I'm the moderator for this new microphone forum. For those who don't know me, here is a bit of background on what can only be described as my addiction to microphones.
It started with a drum overhead mic test in my bedroom studio. I recorded myself for a minute with each of two different pairs of overhead mics. The difference was remarkable. The second set of mics sounded so much better -- bigger sound stage, deeper, brighter, glossier... What blew me away was the ease of the upgrade. That is, the drums hadn't changed. The room hadn't changed. I certainly hadn't suddenly become a better player. All I'd done was swap from one pair of microphones to another -- and that made a visceral improvement to my recorded tracks. I was instantly hooked.
I had to know more. I wanted to know about every microphone on the market, so I could make informed purchase decisions. I wanted to know how all those other microphones sounded. I wanted to know how they worked. And I wanted to write all this down in a way I'd be able to access.

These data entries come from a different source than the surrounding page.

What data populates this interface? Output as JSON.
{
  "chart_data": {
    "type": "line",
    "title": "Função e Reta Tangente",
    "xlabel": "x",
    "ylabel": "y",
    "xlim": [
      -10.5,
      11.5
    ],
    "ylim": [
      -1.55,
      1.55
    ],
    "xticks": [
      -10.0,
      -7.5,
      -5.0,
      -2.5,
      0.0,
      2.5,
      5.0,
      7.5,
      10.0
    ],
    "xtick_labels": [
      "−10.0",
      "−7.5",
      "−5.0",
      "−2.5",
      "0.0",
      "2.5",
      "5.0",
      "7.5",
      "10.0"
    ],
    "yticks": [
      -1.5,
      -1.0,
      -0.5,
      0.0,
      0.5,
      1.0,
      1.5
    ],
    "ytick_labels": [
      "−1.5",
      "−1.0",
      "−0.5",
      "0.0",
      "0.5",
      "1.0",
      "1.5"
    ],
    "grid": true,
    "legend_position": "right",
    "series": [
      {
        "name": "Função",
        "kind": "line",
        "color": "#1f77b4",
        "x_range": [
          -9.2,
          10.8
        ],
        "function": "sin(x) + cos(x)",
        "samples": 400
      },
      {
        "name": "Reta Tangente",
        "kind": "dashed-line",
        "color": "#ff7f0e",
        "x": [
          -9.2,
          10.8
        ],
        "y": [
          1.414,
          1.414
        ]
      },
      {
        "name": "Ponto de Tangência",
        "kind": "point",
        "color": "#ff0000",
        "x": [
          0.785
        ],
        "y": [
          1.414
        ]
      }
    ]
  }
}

So, I built a website called RecordingHacks.com. That gave me an excuse to spend most of the next 5 years analysing and writing about microphones. I wrote mic reviews, "shootouts," (never loved that term, but never found a better one) and even some lab testing on mics from every company you can name. The canonical example of that insanity was the "The $60,000 Ribbon Mic Shootout
," during which three engineers and five artists spent a week testing 30 different models of ribbon mic from 17 different companies. All the audio is online for everyone to hear. There were many smaller-scale reviews as well. I tried to test mics on multiple sources, recognizing that any single source won't paint a complete picture of any microphone's real-world performance.
After spending years figuring out what made other people's mics sound good (or, too often, not so good!), I channeled my energy into making DIY upgrades for inexpensive condensers. The result of that effort was a company called MicParts, which evolved from making upgrade kits to making full microphone kits and even custom-built microphones. Some of those DIY products were really successful; I started receiving more requests for completed microphones than we could handle. This demonstrated a need within the admittedly saturated microphone industry for the sorts of microphones I'd been imagining. That led me to create Roswell Pro Audio, which draws on the R&D work we've done for MicParts, but expands and upgrades those designs, adds great accessories, warranty, marketing, etc.
So, anyway, I know a bit about microphones.
And I love talking about them. That's what this forum is for -- Q&A, advice and recommendations, how to mic certain sources, how NOT to, studio stories, and so on.
Please use this Introductions thread to introduce yourselves and say hello. I am looking forward to meeting everyone and learning from you all too!